Genre of the Week: Skwerl

skwerl

Have you ever wondered how communication can sometimes go awry, especially when one does not understand the other’s language and goes off on a tangent? Many of us have had misunderstandings while talking to each other because of different ideas, different ways of wording ourselves, and in many cases, the way we communicate with our accents. A while back, I wrote an article on this particular topic but from an American’s point of view for many cultures have a problem with the various dialects we have in our country (click here to read it). Yet we sometimes have a big issue understanding the dialects of other English-speaking people- in particular, the British and the Scottish. This genre of the week, entitled Skwerl is one of those rather extreme examples, where American and British English and even urban slang from both come together. Produced by Brian Fairbairn and Karl Eccelston and released in 2011, the five-minute film features a couple at the dinner table in an apartment, eating and talking nonsense, while at the same time, tensions start boiling until the girl clears the table and brings the desert. The film features slang and other forms of miscommunication which makes it difficult for even the native speaker to understand. To better grasp the scene, here is a tip worth considering when playing this short film:

  1. Pre-viewing exercise: Try silent viewing, where the film is played without the sound, and the viewers guess at what the couple is doing and talking about. Then list some common themes that can cause an argument.
  2. While-viewing exercise: Play the film and try to grasp what they are talking about. This may have to be done 2-3 times. Then look at the script provided by Brian and Karl here and look up the words you don’t know.
  3. Post-viewing exercise: What happens next after presenting the cake? Do they kiss and make up? Continue the script but keep the language use simple.
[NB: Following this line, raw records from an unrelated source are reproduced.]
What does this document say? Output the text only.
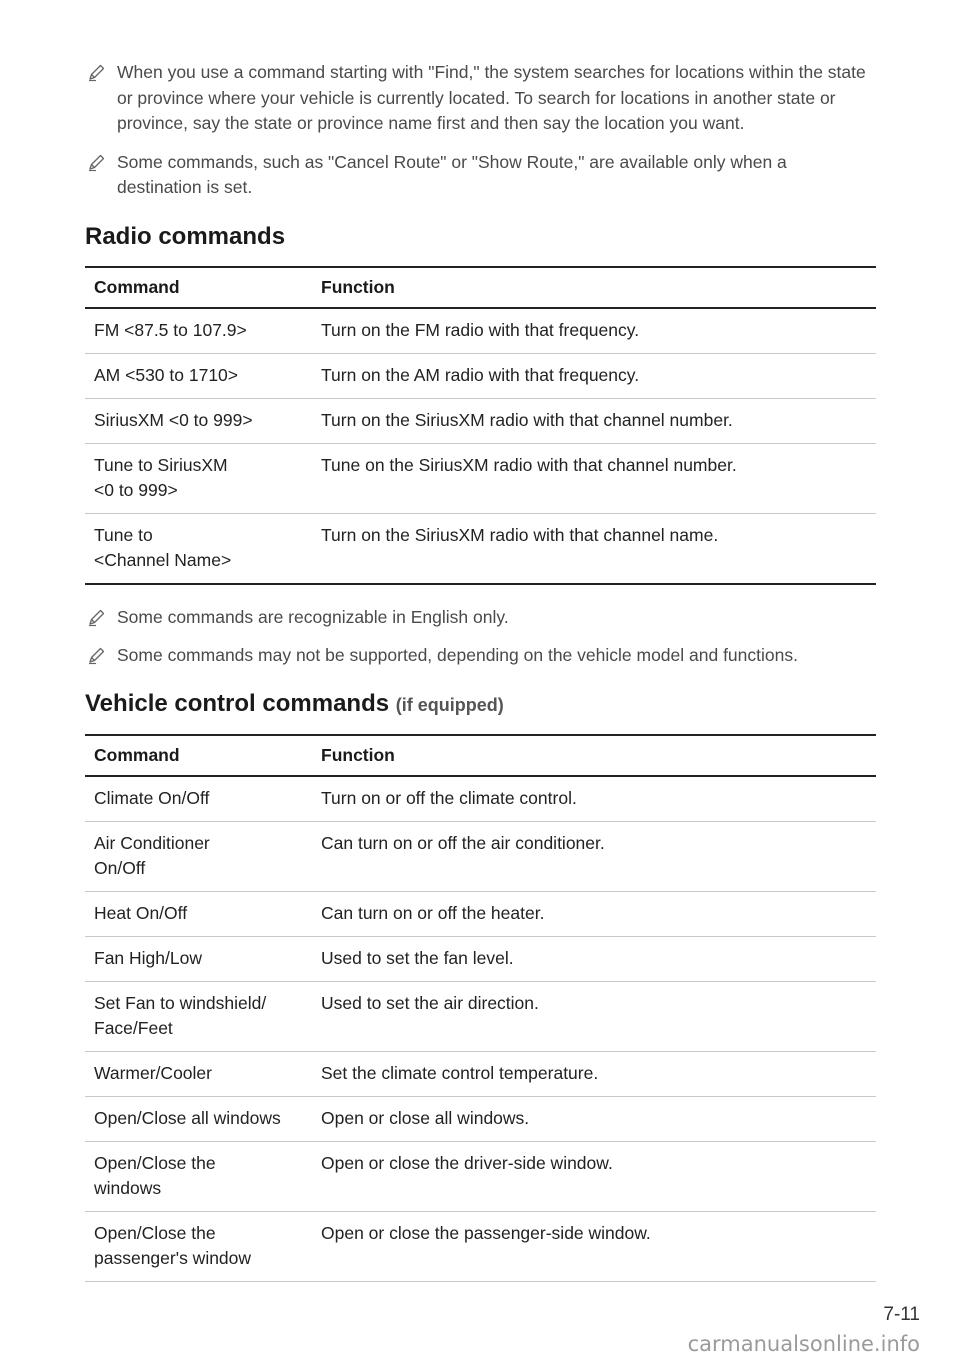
When you use a command starting with "Find," the system searches for locations within the state or province where your vehicle is currently located. To search for locations in another state or province, say the state or province name first and then say the location you want.
Some commands, such as "Cancel Route" or "Show Route," are available only when a destination is set.
Radio commands
Command	Function
FM <87.5 to 107.9>	Turn on the FM radio with that frequency.
AM <530 to 1710>	Turn on the AM radio with that frequency.
SiriusXM <0 to 999>	Turn on the SiriusXM radio with that channel number.
Tune to SiriusXM
<0 to 999>	Tune on the SiriusXM radio with that channel number.
Tune to
<Channel Name>	Turn on the SiriusXM radio with that channel name.
Some commands are recognizable in English only.
Some commands may not be supported, depending on the vehicle model and functions.
Vehicle control commands (if equipped)
Command	Function
Climate On/Off	Turn on or off the climate control.
Air Conditioner
On/Off	Can turn on or off the air conditioner.
Heat On/Off	Can turn on or off the heater.
Fan High/Low	Used to set the fan level.
Set Fan to windshield/
Face/Feet	Used to set the air direction.
Warmer/Cooler	Set the climate control temperature.
Open/Close all windows	Open or close all windows.
Open/Close the
windows	Open or close the driver-side window.
Open/Close the
passenger's window	Open or close the passenger-side window.
7-11
carmanualsonline.info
To sum up, when watching this short film the title of the clip was “This is how English sounds to non-English people.” The author begs to differ for reasons to be read in the Strange American Accent article whose link is above. If the urban slang was not used, then we would have a better understanding of how this conversation was going. However, the purpose of using the slang is to provide the reader with a whiff of how English is communicated in different- rather urban- settings. We cannot expect to be perfect with slang (and we should not even try either. We should however keep in mind that the way of communicating differs between regions and even towns. This applies not only to English, but also German and other foreign languages. As a hot tip when encountering a person whose word usage and dialect is different from what you’ve learned: ask what they meant by their sayings. It’s free and you can add to your vocabulary.